Implementation differences between parser combinators and packrat algorithm

1k Views Asked by At

In order to have a better understanding of packrat I've tried to have a look at the provided implementation coming with the paper (I'm focusing on the bind):

instance Derivs d => Monad (Parser d) where 

  -- Sequencing combinator
  (Parser p1) >>= f = Parser parse

    where parse dvs = first (p1 dvs)

          first (Parsed val rem err) = 
            let Parser p2 = f val
            in second err (p2 rem)
          first (NoParse err) = NoParse err

          second err1 (Parsed val rem err) =
            Parsed val rem (joinErrors err1 err)
          second err1 (NoParse err) =
            NoParse (joinErrors err1 err)

-- Result-producing combinator
return x = Parser (\dvs -> Parsed x dvs (nullError dvs))

-- Failure combinator
fail [] = Parser (\dvs -> NoParse (nullError dvs))
fail msg = Parser (\dvs -> NoParse (msgError (dvPos dvs) msg))

For me it looks like (errors handling aside) to parser combinators (such as this simplified version of Parsec):

bind :: Parser a -> (a -> Parser b) -> Parser b
bind p f = Parser $ \s -> concatMap (\(a, s') -> parse (f a) s') $ parse p s

I'm quite confused because before that I thought that the big difference was that packrat was a parser generator with a memoization part.
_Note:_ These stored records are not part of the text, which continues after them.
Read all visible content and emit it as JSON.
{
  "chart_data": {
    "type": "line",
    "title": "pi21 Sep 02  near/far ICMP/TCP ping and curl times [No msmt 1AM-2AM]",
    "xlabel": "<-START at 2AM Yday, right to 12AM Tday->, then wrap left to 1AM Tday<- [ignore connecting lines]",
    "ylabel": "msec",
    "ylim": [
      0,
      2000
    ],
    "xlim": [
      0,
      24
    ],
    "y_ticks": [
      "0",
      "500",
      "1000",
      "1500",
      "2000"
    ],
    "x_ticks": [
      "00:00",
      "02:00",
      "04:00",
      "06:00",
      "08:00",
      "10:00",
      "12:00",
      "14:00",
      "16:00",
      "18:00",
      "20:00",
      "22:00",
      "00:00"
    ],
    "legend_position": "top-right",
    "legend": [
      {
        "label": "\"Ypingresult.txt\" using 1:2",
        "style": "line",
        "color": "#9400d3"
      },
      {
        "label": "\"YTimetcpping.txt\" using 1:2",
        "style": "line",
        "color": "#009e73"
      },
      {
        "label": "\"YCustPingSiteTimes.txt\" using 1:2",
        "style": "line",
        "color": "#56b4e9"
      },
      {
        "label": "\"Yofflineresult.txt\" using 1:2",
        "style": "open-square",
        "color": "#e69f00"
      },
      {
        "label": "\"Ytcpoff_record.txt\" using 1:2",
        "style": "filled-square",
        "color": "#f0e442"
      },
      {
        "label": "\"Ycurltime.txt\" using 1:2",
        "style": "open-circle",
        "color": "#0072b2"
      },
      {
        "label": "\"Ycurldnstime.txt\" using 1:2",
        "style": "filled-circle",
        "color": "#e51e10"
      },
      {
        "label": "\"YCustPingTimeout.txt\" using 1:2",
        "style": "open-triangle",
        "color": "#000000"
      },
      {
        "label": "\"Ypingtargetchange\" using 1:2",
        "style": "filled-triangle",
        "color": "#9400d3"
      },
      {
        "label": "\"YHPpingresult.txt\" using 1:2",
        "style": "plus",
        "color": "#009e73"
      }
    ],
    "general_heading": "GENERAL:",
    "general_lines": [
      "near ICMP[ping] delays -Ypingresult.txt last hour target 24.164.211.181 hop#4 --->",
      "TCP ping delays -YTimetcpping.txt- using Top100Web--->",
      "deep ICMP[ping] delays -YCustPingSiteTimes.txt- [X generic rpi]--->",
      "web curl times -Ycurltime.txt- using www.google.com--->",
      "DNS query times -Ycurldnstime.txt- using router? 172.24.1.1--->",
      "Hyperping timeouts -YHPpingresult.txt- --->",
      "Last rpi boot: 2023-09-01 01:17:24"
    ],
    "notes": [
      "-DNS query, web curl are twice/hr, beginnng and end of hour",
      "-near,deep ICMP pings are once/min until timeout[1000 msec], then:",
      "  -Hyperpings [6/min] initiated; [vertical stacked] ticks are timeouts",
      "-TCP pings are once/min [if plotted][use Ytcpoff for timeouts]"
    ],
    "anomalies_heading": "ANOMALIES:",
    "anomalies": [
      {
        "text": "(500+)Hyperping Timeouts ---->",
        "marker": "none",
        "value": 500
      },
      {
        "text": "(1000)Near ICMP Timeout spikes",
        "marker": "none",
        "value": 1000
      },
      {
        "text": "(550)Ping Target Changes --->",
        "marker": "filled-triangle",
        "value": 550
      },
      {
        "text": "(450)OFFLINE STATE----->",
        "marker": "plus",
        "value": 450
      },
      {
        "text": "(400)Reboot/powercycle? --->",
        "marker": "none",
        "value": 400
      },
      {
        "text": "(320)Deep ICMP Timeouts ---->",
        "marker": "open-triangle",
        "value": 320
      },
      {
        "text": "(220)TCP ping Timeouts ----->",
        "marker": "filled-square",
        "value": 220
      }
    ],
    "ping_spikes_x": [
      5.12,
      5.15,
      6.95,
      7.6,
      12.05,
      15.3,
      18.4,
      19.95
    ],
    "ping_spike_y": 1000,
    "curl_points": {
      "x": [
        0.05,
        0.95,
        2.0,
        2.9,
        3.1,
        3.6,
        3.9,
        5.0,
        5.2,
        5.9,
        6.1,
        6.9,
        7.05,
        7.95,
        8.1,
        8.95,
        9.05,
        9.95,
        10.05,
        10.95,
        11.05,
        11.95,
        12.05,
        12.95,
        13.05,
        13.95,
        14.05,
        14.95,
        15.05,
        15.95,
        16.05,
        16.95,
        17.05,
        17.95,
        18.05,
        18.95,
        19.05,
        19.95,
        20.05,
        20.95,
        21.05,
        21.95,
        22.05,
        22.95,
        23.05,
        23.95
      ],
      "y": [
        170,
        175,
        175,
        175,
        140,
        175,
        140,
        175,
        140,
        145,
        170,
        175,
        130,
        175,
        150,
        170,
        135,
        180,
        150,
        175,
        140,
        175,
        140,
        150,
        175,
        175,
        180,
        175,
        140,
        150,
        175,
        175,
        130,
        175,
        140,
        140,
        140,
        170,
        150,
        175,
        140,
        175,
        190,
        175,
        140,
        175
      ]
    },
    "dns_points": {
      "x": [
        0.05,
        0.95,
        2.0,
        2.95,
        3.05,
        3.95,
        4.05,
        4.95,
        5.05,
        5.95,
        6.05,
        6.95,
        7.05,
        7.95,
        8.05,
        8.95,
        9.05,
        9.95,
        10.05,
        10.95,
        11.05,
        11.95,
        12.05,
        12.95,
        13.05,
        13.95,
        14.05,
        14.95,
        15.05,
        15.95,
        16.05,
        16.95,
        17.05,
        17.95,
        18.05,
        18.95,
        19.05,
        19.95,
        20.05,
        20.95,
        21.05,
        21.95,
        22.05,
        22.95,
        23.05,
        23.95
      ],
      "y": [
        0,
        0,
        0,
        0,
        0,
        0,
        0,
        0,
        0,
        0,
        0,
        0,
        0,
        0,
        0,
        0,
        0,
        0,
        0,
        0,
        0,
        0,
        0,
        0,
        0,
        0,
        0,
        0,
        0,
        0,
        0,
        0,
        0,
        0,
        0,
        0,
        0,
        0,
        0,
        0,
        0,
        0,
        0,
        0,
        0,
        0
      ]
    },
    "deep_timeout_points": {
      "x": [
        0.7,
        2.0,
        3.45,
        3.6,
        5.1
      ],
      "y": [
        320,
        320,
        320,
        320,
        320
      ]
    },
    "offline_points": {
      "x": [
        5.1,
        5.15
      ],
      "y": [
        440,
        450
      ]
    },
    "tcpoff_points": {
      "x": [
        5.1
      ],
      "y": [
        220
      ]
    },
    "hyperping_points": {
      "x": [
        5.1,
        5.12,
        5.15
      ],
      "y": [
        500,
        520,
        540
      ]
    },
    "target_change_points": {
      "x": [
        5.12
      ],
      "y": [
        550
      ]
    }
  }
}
Sadly it seems that this concept is not used in this implementation.

What is the big difference between parser combinators and packrat at implementation level?

PS: I also have had a look at Papillon but it seems to be very different from the implementation coming with the paper.

2

There are 2 best solutions below

10
On BEST ANSWER

The point here is really that this Packrat parser combinator library is not a full implementation of the Packrat algorithm, but more like a set of definitions that can be reused between different packrat parsers.

The real trick of the packrat algorithm (namely the memoization of parse results) happens elsewhere. Look at the following code (taken from Ford's thesis):

data Derivs = Derivs {
                   dvAdditive :: Result Int,
                   dvMultitive :: Result Int,
                   dvPrimary :: Result Int,
                   dvDecimal :: Result Int,
                   dvChar :: Result Char}


pExpression :: Derivs -> Result ArithDerivs Int
Parser pExpression = (do char ’(’
                         l <- Parser dvExpression
                         char ’+’
                         r <- Parser dvExpression
                         char ’)’
                         return (l + r))
                     </> (do Parser dvDecimal)

Here, it's important to notice that the recursive call of the expression parser to itself is broken (in a kind of open-recursion fashion) by simply projecting the appropriate component of the Derivs structure.

This recursive knot is then tied in the "recursive tie-up function" (again taken from Ford's thesis):

parse :: String -> Derivs
parse s = d where
  d = Derivs add mult prim dec chr
  add = pAdditive d
  mult = pMultitive d
  prim = pPrimary d
  dec = pDecimal d
  chr = case s of
          (c:s’) -> Parsed c (parse s’)
          [] -> NoParse

These snippets are really where the packrat trick happens. It's important to understand that this trick cannot be implemented in a standard way in a traditional parser combinator library (at least in a pure programming language like Haskell), because it needs to know the recursive structure of the grammar. There are experimental approaches to parser combinator libraries that use a particular representation of the recursive structure of the grammar, and there it is possible to provide a standard implementation of Packrat. For example, my own grammar-combinators library (not maintained atm, sorry) offers an implementation of Packrat.

0
On

As stated elsewhere, packrat is not an alternative to combinators, but is an implementation option in those parsers. Pyparsing is a combinator that offers an optional packrat optimization by calling ParserElement.enablePackrat(). Its implementation is almost a drop-in replacement for pyparsing's _parse method (renamed to _parseNoCache), with a _parseCache method.

Pyparsing uses a fixed-length FIFO queue for its cache, since packrat cache entries get stale once the combinator fully matches the cached expression and moves on through the input stream. A custom cache size can be passed as an integer argument to enablePackrat(), or if None is passed, the cache is unbounded. A packrat cache with the default value of 128 was only 2% less efficient than an unbounded cache against the supplied Verilog parser, with significant savings in memory.